I realized recently that I love people.  I especially love my fellow mom.  You’ve seen her.  She’s beautifully messy and has a giant inside of her that she doesn’t know how to unleash.  She has gifts but hasn’t figured out how to harness them.  She’s powerful but not empowered.  And she’s got serious heart.  A girl boss in the making.  These women are dear to me because I consider myself to be one, if only just a few life, mindset and self-discovery experiences further along on the path.  I know what it’s like to fall on your face and start over, and what it’s like to succeed and then reinvent yourself anyway.  I like to think of myself as a phoenix.  I rise up.

I’m not one who stays inside her comfort zone, and I’ll be unapologetic about encouraging you to step outside of yours.  True statement:  growth and comfort are mutually exclusive.  That’s why, despite having literally no idea what I’m doing, I started this blog. I wanted to create a place dedicated to grit, determination and resilience.  So I did, and Living the Phoenix Diaries was born.  Through this blog, I loudly celebrate unwavering faith.  I put attention on the absolute truth that we can create what we want to experience in life, love and work.

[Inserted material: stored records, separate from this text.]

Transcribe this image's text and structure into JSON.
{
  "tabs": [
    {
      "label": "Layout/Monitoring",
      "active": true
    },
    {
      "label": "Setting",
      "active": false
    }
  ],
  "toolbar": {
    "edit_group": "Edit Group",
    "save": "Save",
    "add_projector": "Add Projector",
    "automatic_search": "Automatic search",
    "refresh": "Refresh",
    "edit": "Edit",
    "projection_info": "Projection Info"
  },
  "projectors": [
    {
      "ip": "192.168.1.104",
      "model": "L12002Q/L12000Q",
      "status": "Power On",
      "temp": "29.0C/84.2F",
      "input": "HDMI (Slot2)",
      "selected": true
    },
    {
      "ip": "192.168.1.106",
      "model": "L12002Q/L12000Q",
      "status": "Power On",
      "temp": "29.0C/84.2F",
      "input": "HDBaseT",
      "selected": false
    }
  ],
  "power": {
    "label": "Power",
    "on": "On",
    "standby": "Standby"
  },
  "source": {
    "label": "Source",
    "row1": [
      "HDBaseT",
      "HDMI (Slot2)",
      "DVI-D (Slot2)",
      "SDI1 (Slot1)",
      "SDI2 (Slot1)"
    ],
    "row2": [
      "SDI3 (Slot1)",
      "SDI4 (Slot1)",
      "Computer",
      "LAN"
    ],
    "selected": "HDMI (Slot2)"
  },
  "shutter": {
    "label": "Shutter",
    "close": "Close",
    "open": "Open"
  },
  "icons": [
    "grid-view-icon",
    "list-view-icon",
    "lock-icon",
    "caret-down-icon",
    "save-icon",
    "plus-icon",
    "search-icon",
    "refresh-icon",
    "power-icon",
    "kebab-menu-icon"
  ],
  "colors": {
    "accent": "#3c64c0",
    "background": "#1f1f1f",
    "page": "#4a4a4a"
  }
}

I’ve never been a blogger before.  But I guess I wasn’t a lawyer until I was, and I wasn’t a mom until I was.  No one is anything until they are, right?  So, here I am:  declaring myself a blogger extraordinaire.  Now, don’t get me wrong.  I’m no technological expert.  I didn’t even know what a plug-in was until a few weeks ago (but I was unabashed about finding out from some younger, techier folk)!  But I do know a lot about living intentionally and that, no matter where you are today, you can design a life you absolutely love.  And you know what?  It’s not all that complicated.  Living your dream life can begin with an act as simple as planning tomorrow’s outfit the night before.

Life is beautiful and fleeting and I don’t want to waste any of it playing small.  I won’t lie—as I was deciding to launch this thing there was a voice in my head whispering, “Why would anyone want to read what you have to write?” Terrified on some level that the voice could be right, I thought, Maybe they won’t.  And then, remembering that I’m a phoenix, I smiled, squared my shoulders and thought, But maybe they will.  Maybe the dozens of real lives I’ve already helped change through my light, my leadership and my love give me some street cred.

One thing’s for sure.  I am fierce, passionate and powerful beyond measure.  And I am obsessed with helping others believe the same about themselves.  (OK, maybe that was like, four things).

Welcome to Living the Phoenix Diaries.  I invite you to rise up.